И начинается долгая история, история афинской практики памяти, но также и история трагедии, которая, на наш взгляд, навсегда останется отмеченной этим изначальным отпором. Афинский народ дал понять, что он не потерпит, когда на сцене изображают то, что производит болезненное впечатление, и трагики усвоят этот урок и научатся избегать слишком актуальных фабул, за исключением тех случаев, когда настоящее является трауром для других – трауром, который в любой момент может обернуться, как в «Персах», гимном во славу Афин[532]

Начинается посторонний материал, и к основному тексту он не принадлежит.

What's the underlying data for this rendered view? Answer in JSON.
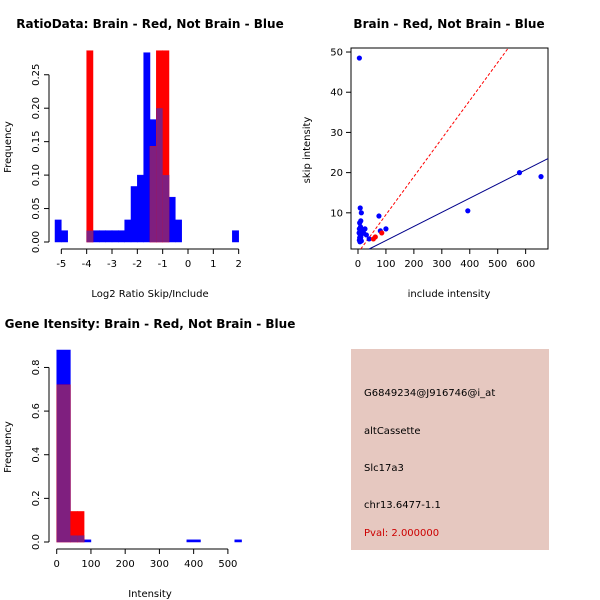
{
  "colors": {
    "brain": "#ff0000",
    "not_brain": "#0000ff",
    "overlap": "#7f1f7f",
    "info_bg": "#e6c8c0",
    "pval": "#cc0000"
  },
  "chart_data": [
    {
      "id": "ratio",
      "type": "bar",
      "title": "RatioData: Brain - Red, Not Brain - Blue",
      "xlabel": "Log2 Ratio Skip/Include",
      "ylabel": "Frequency",
      "xlim": [
        -5.25,
        2.25
      ],
      "ylim": [
        0,
        0.29
      ],
      "xticks": [
        -5,
        -4,
        -3,
        -2,
        -1,
        0,
        1,
        2
      ],
      "yticks": [
        0.0,
        0.05,
        0.1,
        0.15,
        0.2,
        0.25
      ],
      "ytick_labels": [
        "0.00",
        "0.05",
        "0.10",
        "0.15",
        "0.20",
        "0.25"
      ],
      "series": [
        {
          "name": "Not Brain",
          "color": "blue",
          "bins": [
            [
              -5.25,
              -5.0,
              0.033
            ],
            [
              -5.0,
              -4.75,
              0.017
            ],
            [
              -4.0,
              -3.75,
              0.017
            ],
            [
              -3.75,
              -3.5,
              0.017
            ],
            [
              -3.5,
              -3.25,
              0.017
            ],
            [
              -3.25,
              -3.0,
              0.017
            ],
            [
              -3.0,
              -2.75,
              0.017
            ],
            [
              -2.75,
              -2.5,
              0.017
            ],
            [
              -2.5,
              -2.25,
              0.033
            ],
            [
              -2.25,
              -2.0,
              0.083
            ],
            [
              -2.0,
              -1.75,
              0.1
            ],
            [
              -1.75,
              -1.5,
              0.283
            ],
            [
              -1.5,
              -1.25,
              0.183
            ],
            [
              -1.25,
              -1.0,
              0.2
            ],
            [
              -1.0,
              -0.75,
              0.1
            ],
            [
              -0.75,
              -0.5,
              0.067
            ],
            [
              -0.5,
              -0.25,
              0.033
            ],
            [
              1.75,
              2.0,
              0.017
            ]
          ]
        },
        {
          "name": "Brain",
          "color": "red",
          "bins": [
            [
              -4.0,
              -3.75,
              0.286
            ],
            [
              -1.5,
              -1.25,
              0.143
            ],
            [
              -1.25,
              -1.0,
              0.286
            ],
            [
              -1.0,
              -0.75,
              0.286
            ]
          ]
        }
      ]
    },
    {
      "id": "scatter",
      "type": "scatter",
      "title": "Brain - Red, Not Brain - Blue",
      "xlabel": "include intensity",
      "ylabel": "skip intensity",
      "xlim": [
        -25,
        680
      ],
      "ylim": [
        1,
        51
      ],
      "xticks": [
        0,
        100,
        200,
        300,
        400,
        500,
        600
      ],
      "yticks": [
        10,
        20,
        30,
        40,
        50
      ],
      "series": [
        {
          "name": "Not Brain",
          "color": "blue",
          "points": [
            [
              5,
              48.5
            ],
            [
              8,
              11.2
            ],
            [
              12,
              10
            ],
            [
              10,
              8
            ],
            [
              6,
              7.5
            ],
            [
              9,
              6.5
            ],
            [
              5,
              6
            ],
            [
              12,
              5.8
            ],
            [
              7,
              5.3
            ],
            [
              4,
              5
            ],
            [
              15,
              4.8
            ],
            [
              8,
              4.5
            ],
            [
              10,
              4
            ],
            [
              6,
              3.8
            ],
            [
              9,
              3.5
            ],
            [
              5,
              3.2
            ],
            [
              12,
              3
            ],
            [
              7,
              2.8
            ],
            [
              20,
              5
            ],
            [
              30,
              4.5
            ],
            [
              25,
              6
            ],
            [
              75,
              9.2
            ],
            [
              40,
              3.5
            ],
            [
              80,
              5.5
            ],
            [
              100,
              6
            ],
            [
              393,
              10.5
            ],
            [
              578,
              20
            ],
            [
              655,
              19
            ]
          ]
        },
        {
          "name": "Brain",
          "color": "red",
          "points": [
            [
              55,
              3.5
            ],
            [
              62,
              4.0
            ],
            [
              85,
              5.0
            ]
          ]
        }
      ],
      "lines": [
        {
          "color": "red",
          "style": "dashed",
          "x0": 10,
          "y0": 1,
          "x1": 538,
          "y1": 51
        },
        {
          "color": "darkblue",
          "style": "solid",
          "x0": 40,
          "y0": 1,
          "x1": 680,
          "y1": 23.5
        }
      ]
    },
    {
      "id": "gene",
      "type": "bar",
      "title": "Gene Itensity: Brain - Red, Not Brain - Blue",
      "xlabel": "Intensity",
      "ylabel": "Frequency",
      "xlim": [
        -5,
        550
      ],
      "ylim": [
        0,
        0.88
      ],
      "xticks": [
        0,
        100,
        200,
        300,
        400,
        500
      ],
      "yticks": [
        0.0,
        0.2,
        0.4,
        0.6,
        0.8
      ],
      "ytick_labels": [
        "0.0",
        "0.2",
        "0.4",
        "0.6",
        "0.8"
      ],
      "series": [
        {
          "name": "Not Brain",
          "color": "blue",
          "bins": [
            [
              0,
              40,
              0.88
            ],
            [
              40,
              60,
              0.03
            ],
            [
              60,
              80,
              0.03
            ],
            [
              80,
              100,
              0.01
            ],
            [
              380,
              420,
              0.01
            ],
            [
              520,
              540,
              0.01
            ]
          ]
        },
        {
          "name": "Brain",
          "color": "red",
          "bins": [
            [
              0,
              40,
              0.72
            ],
            [
              40,
              60,
              0.14
            ],
            [
              60,
              80,
              0.14
            ]
          ]
        }
      ]
    }
  ],
  "info_panel": {
    "probe_id": "G6849234@J916746@i_at",
    "event_type": "altCassette",
    "gene": "Slc17a3",
    "location": "chr13.6477-1.1",
    "pval_text": "Pval: 2.000000"
  }
}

. Возможно, именно эта неактуальность и является причиной решающего для трагического жанра обращения к фикции[533] – другими словами, к mȳthos. Кроме того, следует заметить, что, когда действие происходит в Афинах, трагедия, как правило, наделяется «хорошим» концом, как в афинских драмах Эврипида; тогда как место «подлинных» трагедий, где drāma – это в то же самое время páthos, находится вне города, и в IV веке Исократ не без удовольствия сформулирует закон, согласно которому в театре Афины дают себе представление о преступлениях, изначально связываемых с «другими городами»[534].Именно так в начале V века Афины переходят к практике гражданской памяти, находящейся под строгим надзором.

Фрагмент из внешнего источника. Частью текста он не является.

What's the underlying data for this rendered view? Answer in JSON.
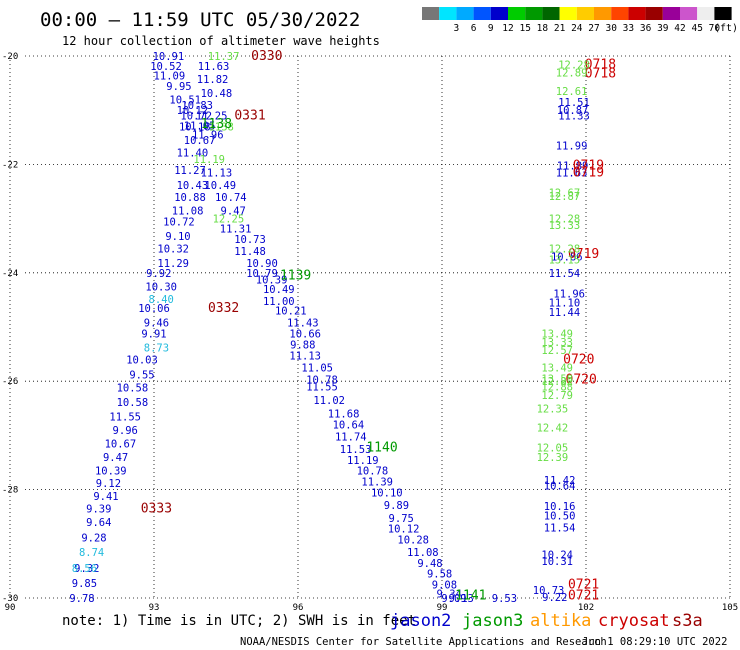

Второй запрет, в самом конце века, нацелен на то, чтобы блокировать любое напоминание о «злосчастьях», которые на этот раз напрямую затронули «я» города, раздираемое изнутри гражданской войной. После кровавой олигархии Тридцати запрет «припоминать злосчастья» скрепляет в 403 году демократическое примирение. Возводя этот эпизод в образец, мы называем его амнистией (как говорят, «первой»), но уже Плутарх, зная о глубоком родстве обоих жестов, употреблял этот термин, связывая «декрет об амнистии» (tò psēphisma tò tēs amnēstías
) со штрафом, наложенным на Фриниха[535].403 год до нашей эры: демократы, еще вчера преследуемые, теперь возвращаются победителями в Афины и объявляют всеобщее примирение, применяя для этого декрет и принесение клятвы. Декрет объявляет о запрете: mē mnēsikakeīn
, «запрещено припоминать злосчастья». Клятва обязывает всех афинян – демократов, последовательных олигархов и «спокойных» людей, оставшихся в городе во время диктатуры, – но обязывает их по одному: ou mnēsikakésō, «я не буду припоминать злосчастья»[536].Припоминать злосчастья – так что же означает эта синтагма, уже много раз встречавшаяся, которую составной глагол mnēsikakeīn
выражает, употребляясь в качестве формулы как в Афинах, так и в других городах? Если принять, что под именем kaká, «злосчастья», греки обозначают то, что мы предпочитаем эвфемистически называть «событиями» (беспорядки в городе), то именно на mnēsi-, форму, производную от греческого корня для «памяти», следует обратить внимание. Если судить по употреблениям mnēsikakeīn, речь идет скорее не о том, чтобы воскресить в памяти, как Фриних, себе на беду вызвавший анамнезис (anamnēsanta) у афинян, но о том, чтобы припомнить «против». В случае анамнезиса, действовавшего на граждан Афин, за выражающим его глаголом следует двойное дополнение в винительном падеже[537] – содержимое припоминания и сознания, которые призываются к тому, чтобы вспомнить; напротив, управляя во многих случаях дательным враждебности[538], mnēsikakeīn подразумевает, что памятью агрессивно угрожают, что на другого обрушиваются или лютуют, короче говоря, мстят[539]. Таким образом, за время, прошедшее с начала века, припоминание злосчастий из нейтрального, каким оно (как мы предполагаем) было до Фриниха, превратилось в акт преследования. Mnēsikakeīn: так у Платона говорится о победившей в сражении партии, осуществляющей репрессии, принимающие форму изгнания и резни[540], но в афинском контексте после 403 года слово более специальным образом обозначает (у Аристотеля, а также в политической и юридической риторике Афин) акт – считающийся сразу и объяснимым, и нелегитимным, и ответственность за который, как правило, возлагается на демократов – возбуждения судебного процесса по поводу преступлений, совершенных во время гражданской войны[541].